Clearly some topics like climate change are complicated and messy, but there is a broad consensus when one looks at the complete set. That is not to say that there won’t be surprises. Indeed what some future validated data supports may not be our original hunch, but something else entirely. It is just that these discoveries cannot be expected to follow a simple, ideological narrative. Simple, shallow skepticism’s does have this narrative appeal - it may be lulled into acceptance by being a good story. We often need a simple story that we communicate to others. This is a plus. We prefer stories with a connection to something familiar and comforting over a complex story even one that has a rational-empirical base. In climate change some simple but deceptive narratives include: ‘What we are seeing are “natural variations” caused primarily by variations in solar output’ or “The apparent increase in temperature is an artifact caused by the fact that much of the data are from cities, which are warmer than their surroundings”. Good stories, but not supported by (subsequent) analysis.

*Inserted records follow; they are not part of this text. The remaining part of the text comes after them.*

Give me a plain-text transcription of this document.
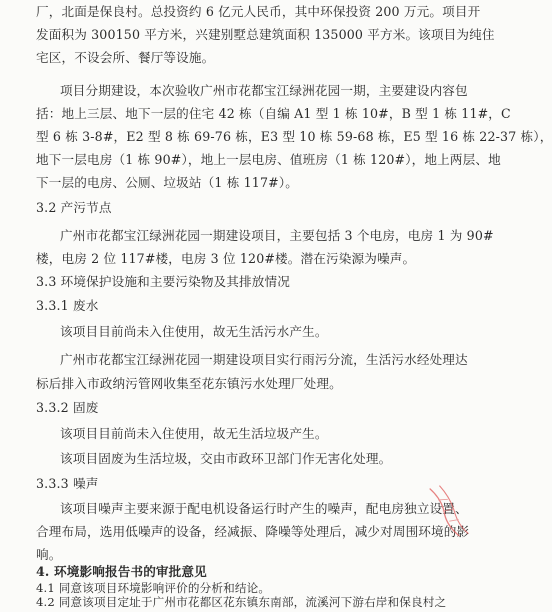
厂，北面是保良村。总投资约 6 亿元人民币，其中环保投资 200 万元。项目开
发面积为 300150 平方米，兴建别墅总建筑面积 135000 平方米。该项目为纯住
宅区，不设会所、餐厅等设施。
项目分期建设，本次验收广州市花都宝江绿洲花园一期，主要建设内容包
括：地上三层、地下一层的住宅 42 栋（自编 A1 型 1 栋 10#，B 型 1 栋 11#，C
型 6 栋 3-8#，E2 型 8 栋 69-76 栋，E3 型 10 栋 59-68 栋，E5 型 16 栋 22-37 栋），
地下一层电房（1 栋 90#），地上一层电房、值班房（1 栋 120#），地上两层、地
下一层的电房、公厕、垃圾站（1 栋 117#）。
3.2 产污节点
广州市花都宝江绿洲花园一期建设项目，主要包括 3 个电房，电房 1 为 90#
楼，电房 2 位 117#楼，电房 3 位 120#楼。潜在污染源为噪声。
3.3 环境保护设施和主要污染物及其排放情况
3.3.1 废水
该项目目前尚未入住使用，故无生活污水产生。
广州市花都宝江绿洲花园一期建设项目实行雨污分流，生活污水经处理达
标后排入市政纳污管网收集至花东镇污水处理厂处理。
3.3.2 固废
该项目目前尚未入住使用，故无生活垃圾产生。
该项目固废为生活垃圾，交由市政环卫部门作无害化处理。
3.3.3 噪声
该项目噪声主要来源于配电机设备运行时产生的噪声，配电房独立设置、
合理布局，选用低噪声的设备，经减振、降噪等处理后，减少对周围环境的影
响。
4. 环境影响报告书的审批意见
4.1 同意该项目环境影响评价的分析和结论。
4.2 同意该项目定址于广州市花都区花东镇东南部，流溪河下游右岸和保良村之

Stories that pass our skeptical filter may mature into climate hoax stories that provide a shallow skeptical identity that people happily try on and use happily. We saw this type of thing in the narrative that vaccines cause autism in children, something that seemed to have some data in back of it, but which turned out to be concocted. A publication earlier this month in the British Medical Journal accused Andrew Wakefield, the British researcher responsible for the controversial 1998 study linking MMR (measles, mumps and rubella) vaccinations to autism, of falsifying data. The wheels of science may grind slowly but truth will out.

And of course from a secular perspective, we see simple, deceptive narratives in religious stories that provide comfort, structure, and cultural identity. Acceptance of these is a challenge for skeptics, but once accepted by the gullible they may offer fertile ground for the shallow forms of self protective skepticism. Often such religious stories intertwine as other shallow skeptical deniers support one another with a lacing of stories.

The simple doubts of confirmed curmudgeons and cynics can be a precious thing held firmly as part of their coping identity. It can be comforting. But a thoughtful skeptic can change his/her mind and not deny the preponderance of the evidence. Indeed there was an informal study done looking at sites of listed http://en.wikipedia.org/wiki/List_of_Skeptics_and_skeptical_organizations to see if there were climate change deniers on them. Turns out nary a one. 

Thoughtful skeptics are not climate deniers for the most part.